Pasien: Tertinju di mata kiri, mengakibatkan bola mata kiri pecah dan hematoma bilik mata depan traumatis di mata kiri, operasi darurat dilakukan dan buku mata dieksplorasi dan ditemukan: laserasi sklera penuh dengan beberapa jaringan vitreus dan pigmen terlepas dan tertanam di luka, dikelilingi oleh banyak lempeng pembekuan. Setelah menjahit luka dan membuang jaringan yang terlepas serta darah di bilik mata depan, pupil terlihat melebar, lensa keruh dan rongga vitreus terisi darah, dan setelah pengangkatan lensa keruh serta darah, ablasio retina terlihat dan tepi bergerigi dipotong pada pukul 9:00. Dengan anestesi lokal, “litotomi mata kiri + bioseksi + laser + kondensasi + injeksi minyak silikon + debridemen dan penjahitan laserasi sklera” dilakukan. Pasca operasi, perawatan hemostatik, antiinflamasi, dan nutrisi saraf diberikan. Masih terdapat banyak darah di bilik mata anterior dan hanya dapat melihat sedikit. T: Apakah ada cara yang lebih baik untuk memulihkan penglihatan dan apakah bisa dikoreksi dengan memakai kacamata atau lubang kecil? Apakah mungkin menunggu hingga memar terserap untuk melihat seberapa jauh penglihatan dapat dipulihkan? Apakah masih ada kemungkinan terjadinya atrofi mata, dan jika ya, kapan biasanya terjadi setelah operasi dan apakah ada tindakan pencegahannya? Bagaimana kemungkinan terjadinya oftalmia simpatis? Dokter: Tidak ada cara yang lebih baik untuk mengembalikan penglihatan selain memberikan obat yang meningkatkan neurotropik dan mikrosirkulasi, serta pengobatan herbal Cina. Kami tidak akan dapat melihat seberapa banyak penglihatan yang dapat dipulihkan sampai memar telah diserap.
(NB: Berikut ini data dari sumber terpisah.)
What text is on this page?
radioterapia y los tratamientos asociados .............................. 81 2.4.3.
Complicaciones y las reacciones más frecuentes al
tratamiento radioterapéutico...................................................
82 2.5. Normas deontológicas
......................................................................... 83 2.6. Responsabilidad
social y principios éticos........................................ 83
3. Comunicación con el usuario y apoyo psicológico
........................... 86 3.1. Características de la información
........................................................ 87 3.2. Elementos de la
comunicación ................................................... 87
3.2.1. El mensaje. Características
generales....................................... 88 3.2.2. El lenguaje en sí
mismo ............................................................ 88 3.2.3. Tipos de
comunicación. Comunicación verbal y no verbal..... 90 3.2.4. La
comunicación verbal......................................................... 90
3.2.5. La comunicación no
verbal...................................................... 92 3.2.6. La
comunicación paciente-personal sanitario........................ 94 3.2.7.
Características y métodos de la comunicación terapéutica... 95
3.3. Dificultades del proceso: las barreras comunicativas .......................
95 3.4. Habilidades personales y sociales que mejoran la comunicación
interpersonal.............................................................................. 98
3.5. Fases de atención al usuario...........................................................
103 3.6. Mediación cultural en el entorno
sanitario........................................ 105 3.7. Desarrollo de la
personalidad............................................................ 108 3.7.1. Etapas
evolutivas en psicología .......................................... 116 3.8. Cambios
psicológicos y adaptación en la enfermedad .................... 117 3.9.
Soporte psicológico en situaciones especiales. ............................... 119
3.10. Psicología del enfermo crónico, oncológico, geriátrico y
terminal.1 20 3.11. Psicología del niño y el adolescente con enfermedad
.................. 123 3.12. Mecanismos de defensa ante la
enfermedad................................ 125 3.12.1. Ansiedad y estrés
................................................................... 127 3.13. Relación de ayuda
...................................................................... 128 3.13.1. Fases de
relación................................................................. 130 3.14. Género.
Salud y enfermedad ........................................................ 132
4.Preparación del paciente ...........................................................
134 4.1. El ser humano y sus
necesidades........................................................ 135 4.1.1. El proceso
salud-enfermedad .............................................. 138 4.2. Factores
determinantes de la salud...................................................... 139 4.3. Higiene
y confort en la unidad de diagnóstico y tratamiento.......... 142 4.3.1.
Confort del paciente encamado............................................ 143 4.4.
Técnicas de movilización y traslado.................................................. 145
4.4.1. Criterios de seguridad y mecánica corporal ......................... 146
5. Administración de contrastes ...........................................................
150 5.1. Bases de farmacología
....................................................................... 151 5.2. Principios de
Mata memang berpotensi mengalami atrofi, yang biasanya terjadi paling cepat sekitar 3 minggu setelah operasi ketika peradangan sebagian besar sudah mereda, dan atrofi lebih lanjut dapat dicegah dengan tindakan anti-inflamasi. Kemungkinan terjadinya uveitis simpatis seharusnya jarang terjadi dengan kondisi bedah mikro saat ini.